Por ello en el México prehispánico, la muerte fue un tributo a la vida, y sus códices y cantares pregonan que la verdadera vida se alcanza al morir, pues vivir no era sino una etapa de la muerte, sin promesa de cielos ni amenaza de infiernos, los que morían marchaban al Mictlan –el lugar de los muertos– donde ya no habría sufrimientos de ninguna clase o bien, a cualquiera de los cielos que estaban sobre la tierra (Tlatipac), donde transcurriría una nueva etapa de la vida; de allí, el sentido festivo con el que los pueblos mesoamericanos abordaban el tema.

Imposible fue para los misioneros erradicar por completo esta costumbre que de manera sincretista forma parte de nuestra vida cotidiana y se patentiza en la fiesta de muertos, durante la que cada hogar se convierte en templo y erige en él un altar para celebrar a sus difuntos, cual si se tratara de dioses lares (dioses familiares) a los que se agradece la cosecha anual –la fiesta de muertos se celebra a finales de octubre y principios de noviembre cuando ya se ha obtenido el producto de las cosechas en el centro de México– y esta sacralización se traduce en ofrenda de comida, bebida, oración y pleitesía.

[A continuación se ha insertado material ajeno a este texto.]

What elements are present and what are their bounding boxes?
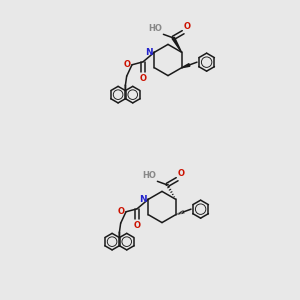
Text: HO: HO: [142, 171, 157, 180]
Text: O: O: [123, 60, 130, 69]
Text: O: O: [134, 221, 140, 230]
Polygon shape: [172, 37, 182, 52]
Text: N: N: [145, 48, 152, 57]
Text: O: O: [178, 169, 185, 178]
Text: O: O: [117, 207, 124, 216]
Text: O: O: [140, 74, 146, 83]
Text: HO: HO: [148, 24, 163, 33]
Polygon shape: [182, 64, 190, 68]
Text: O: O: [184, 22, 191, 31]
Text: N: N: [139, 195, 146, 204]
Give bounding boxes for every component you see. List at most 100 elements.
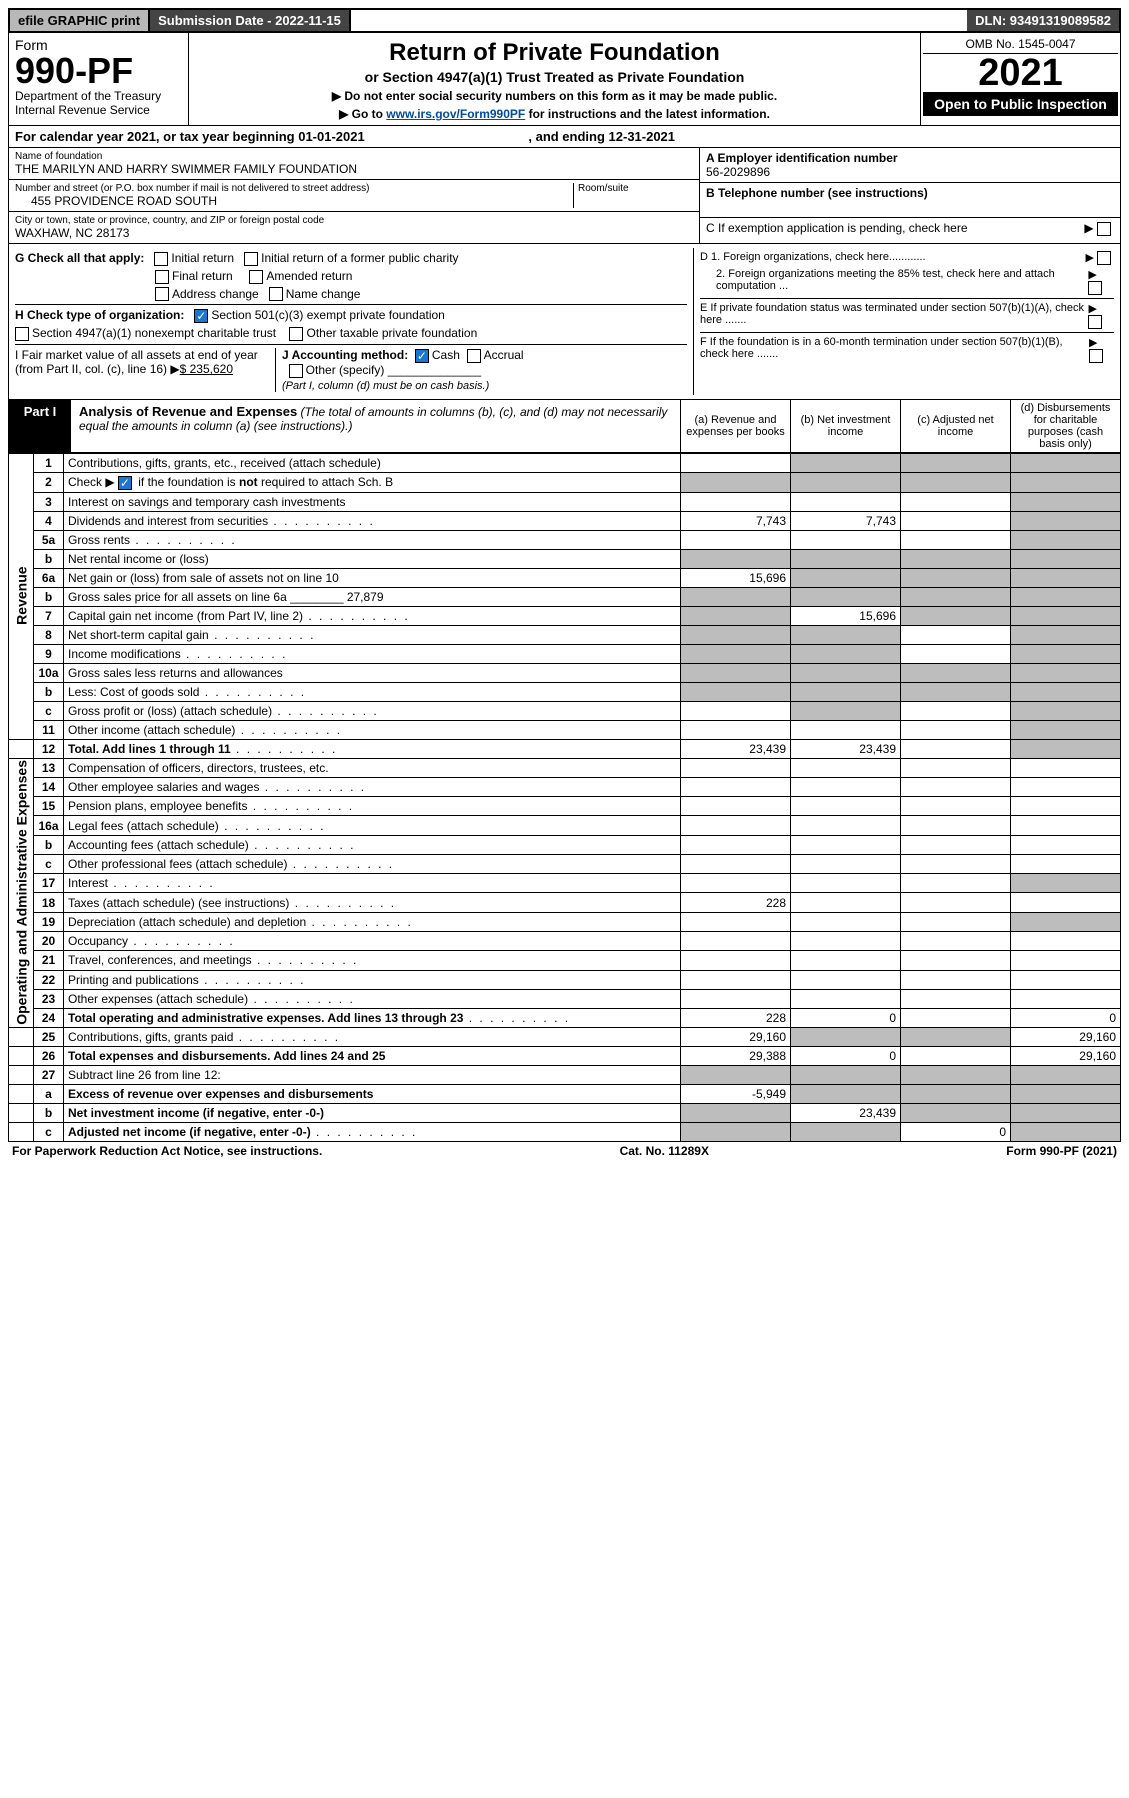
checks-area: G Check all that apply: Initial return I… bbox=[8, 244, 1121, 400]
l8-no: 8 bbox=[34, 625, 64, 644]
foundation-name: THE MARILYN AND HARRY SWIMMER FAMILY FOU… bbox=[15, 162, 693, 176]
l7-desc: Capital gain net income (from Part IV, l… bbox=[64, 606, 681, 625]
g-name: Name change bbox=[286, 287, 361, 301]
note2-post: for instructions and the latest informat… bbox=[529, 107, 770, 121]
l13-desc: Compensation of officers, directors, tru… bbox=[64, 758, 681, 777]
part1-table: Revenue 1 Contributions, gifts, grants, … bbox=[8, 453, 1121, 1143]
l2-checkbox[interactable]: ✓ bbox=[118, 476, 132, 490]
footer: For Paperwork Reduction Act Notice, see … bbox=[8, 1142, 1121, 1160]
irs-link[interactable]: www.irs.gov/Form990PF bbox=[386, 107, 525, 121]
l27c-desc: Adjusted net income (if negative, enter … bbox=[64, 1123, 681, 1142]
l11-no: 11 bbox=[34, 720, 64, 739]
l11-desc: Other income (attach schedule) bbox=[64, 720, 681, 739]
g-final-checkbox[interactable] bbox=[155, 270, 169, 284]
d1-checkbox[interactable] bbox=[1097, 251, 1111, 265]
l18-a: 228 bbox=[681, 893, 791, 912]
h-other-tax-checkbox[interactable] bbox=[289, 327, 303, 341]
j-note: (Part I, column (d) must be on cash basi… bbox=[282, 380, 489, 392]
c-label: C If exemption application is pending, c… bbox=[706, 221, 968, 235]
c-row: C If exemption application is pending, c… bbox=[700, 218, 1120, 239]
l27-desc: Subtract line 26 from line 12: bbox=[64, 1066, 681, 1085]
l19-no: 19 bbox=[34, 912, 64, 931]
l25-a: 29,160 bbox=[681, 1028, 791, 1047]
part1-label: Part I bbox=[9, 400, 71, 452]
c-checkbox[interactable] bbox=[1097, 222, 1111, 236]
l27a-desc: Excess of revenue over expenses and disb… bbox=[64, 1085, 681, 1104]
g-line3: Address change Name change bbox=[15, 287, 687, 302]
f-checkbox[interactable] bbox=[1089, 349, 1103, 363]
l5b-no: b bbox=[34, 549, 64, 568]
j-other: Other (specify) bbox=[306, 363, 385, 377]
open-inspection: Open to Public Inspection bbox=[923, 92, 1118, 116]
col-d-hdr: (d) Disbursements for charitable purpose… bbox=[1010, 400, 1120, 452]
g-initial-former-checkbox[interactable] bbox=[244, 252, 258, 266]
l14-desc: Other employee salaries and wages bbox=[64, 777, 681, 796]
col-a-hdr: (a) Revenue and expenses per books bbox=[680, 400, 790, 452]
g-initial-checkbox[interactable] bbox=[154, 252, 168, 266]
j-other-checkbox[interactable] bbox=[289, 364, 303, 378]
l24-a: 228 bbox=[681, 1009, 791, 1028]
efile-badge[interactable]: efile GRAPHIC print bbox=[10, 10, 150, 31]
l24-desc: Total operating and administrative expen… bbox=[64, 1009, 681, 1028]
ein: 56-2029896 bbox=[706, 165, 1114, 179]
l3-desc: Interest on savings and temporary cash i… bbox=[64, 492, 681, 511]
h-4947: Section 4947(a)(1) nonexempt charitable … bbox=[32, 326, 276, 340]
l26-a: 29,388 bbox=[681, 1047, 791, 1066]
footer-mid: Cat. No. 11289X bbox=[620, 1144, 709, 1158]
name-label: Name of foundation bbox=[15, 151, 693, 162]
l16c-no: c bbox=[34, 854, 64, 873]
l23-desc: Other expenses (attach schedule) bbox=[64, 989, 681, 1008]
l10b-no: b bbox=[34, 682, 64, 701]
l19-desc: Depreciation (attach schedule) and deple… bbox=[64, 912, 681, 931]
g-label: G Check all that apply: bbox=[15, 251, 144, 265]
form-header: Form 990-PF Department of the Treasury I… bbox=[8, 33, 1121, 126]
info-right: A Employer identification number 56-2029… bbox=[700, 148, 1120, 243]
h-label: H Check type of organization: bbox=[15, 308, 184, 322]
l22-no: 22 bbox=[34, 970, 64, 989]
calyear-pre: For calendar year 2021, or tax year begi… bbox=[15, 129, 365, 144]
l12-no: 12 bbox=[34, 739, 64, 758]
phone-label: B Telephone number (see instructions) bbox=[706, 186, 928, 200]
l24-no: 24 bbox=[34, 1009, 64, 1028]
l10c-desc: Gross profit or (loss) (attach schedule) bbox=[64, 701, 681, 720]
ein-row: A Employer identification number 56-2029… bbox=[700, 148, 1120, 183]
l18-no: 18 bbox=[34, 893, 64, 912]
j-cash-checkbox[interactable]: ✓ bbox=[415, 349, 429, 363]
d2-checkbox[interactable] bbox=[1088, 281, 1102, 295]
l4-desc: Dividends and interest from securities bbox=[64, 511, 681, 530]
l26-d: 29,160 bbox=[1011, 1047, 1121, 1066]
l15-desc: Pension plans, employee benefits bbox=[64, 797, 681, 816]
address: 455 PROVIDENCE ROAD SOUTH bbox=[15, 194, 573, 208]
l27a-a: -5,949 bbox=[681, 1085, 791, 1104]
city-label: City or town, state or province, country… bbox=[15, 215, 693, 226]
g-amended-checkbox[interactable] bbox=[249, 270, 263, 284]
j-cash: Cash bbox=[432, 348, 460, 362]
info-grid: Name of foundation THE MARILYN AND HARRY… bbox=[8, 148, 1121, 244]
h-4947-checkbox[interactable] bbox=[15, 327, 29, 341]
part1-header: Part I Analysis of Revenue and Expenses … bbox=[8, 400, 1121, 453]
g-final: Final return bbox=[172, 269, 233, 283]
l4-a: 7,743 bbox=[681, 511, 791, 530]
info-left: Name of foundation THE MARILYN AND HARRY… bbox=[9, 148, 700, 243]
g-name-checkbox[interactable] bbox=[269, 287, 283, 301]
h-line: H Check type of organization: ✓Section 5… bbox=[15, 304, 687, 323]
l6a-no: 6a bbox=[34, 568, 64, 587]
g-addr-checkbox[interactable] bbox=[155, 287, 169, 301]
l20-no: 20 bbox=[34, 932, 64, 951]
l27a-no: a bbox=[34, 1085, 64, 1104]
l10c-no: c bbox=[34, 701, 64, 720]
j-accrual-checkbox[interactable] bbox=[467, 349, 481, 363]
room-label: Room/suite bbox=[578, 183, 693, 194]
h-501c3-checkbox[interactable]: ✓ bbox=[194, 309, 208, 323]
form-title: Return of Private Foundation bbox=[197, 39, 912, 67]
l26-no: 26 bbox=[34, 1047, 64, 1066]
expenses-side-label: Operating and Administrative Expenses bbox=[9, 758, 34, 1028]
footer-left: For Paperwork Reduction Act Notice, see … bbox=[12, 1144, 322, 1158]
header-left: Form 990-PF Department of the Treasury I… bbox=[9, 33, 189, 125]
l7-no: 7 bbox=[34, 606, 64, 625]
e-checkbox[interactable] bbox=[1088, 315, 1102, 329]
dln-number: DLN: 93491319089582 bbox=[967, 10, 1119, 31]
col-b-hdr: (b) Net investment income bbox=[790, 400, 900, 452]
dept-label: Department of the Treasury bbox=[15, 89, 182, 103]
form-number: 990-PF bbox=[15, 53, 182, 89]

Caso digno de mencionar por su peculiaridad es la actual fiesta de Xantolo, corrupción del vocablo latino Sanctorum, que significa Todos Santos celebrada en la Huasteca hidalguense, donde además de los usos comunes es curioso observar que la muerte de los familiares es recordada, no con tristeza, sino con singular alegría, manifestada en los multicolores altares, donde predomina el amarillo intenso de la flor de cempasúchil, el rojo de la manita de león y el blanco de la flor de nube, y ver cómo los panteones se transforman de lúgubres y sombríos paisajes, en espacios de gran colorido; ello, mientras alegres danzas bailadas por jóvenes vestidos con atuendos femeninos que buscan esconderse de la muerte, representada por otro danzante vestido de diablo, quien lucha de manera chusca por salir o entrar al círculo que forman los bailarines, realizando piruetas y saltos, mientras el grupo todo espera ser convidado en las casas del barrio con aguardiente y comida realizada ex profeso para las fiestas. Destaca el zacahuil, enorme tamal de masa aderezada con una exquisita salsa y relleno de grandes trozos de carne de puerco o pollo, envuelto con hojas de plátano y, una vez horneado, suele acompañarse con traguitos de aguardiente de caña.

Por todo lo anterior, se considera que México es el país de la muerte, rasgo cultural manifestado en un gran número de usos y costumbres que hoy llenan de asombro a propios y extraños, pero que siempre serán la singularidad del país en el mundo.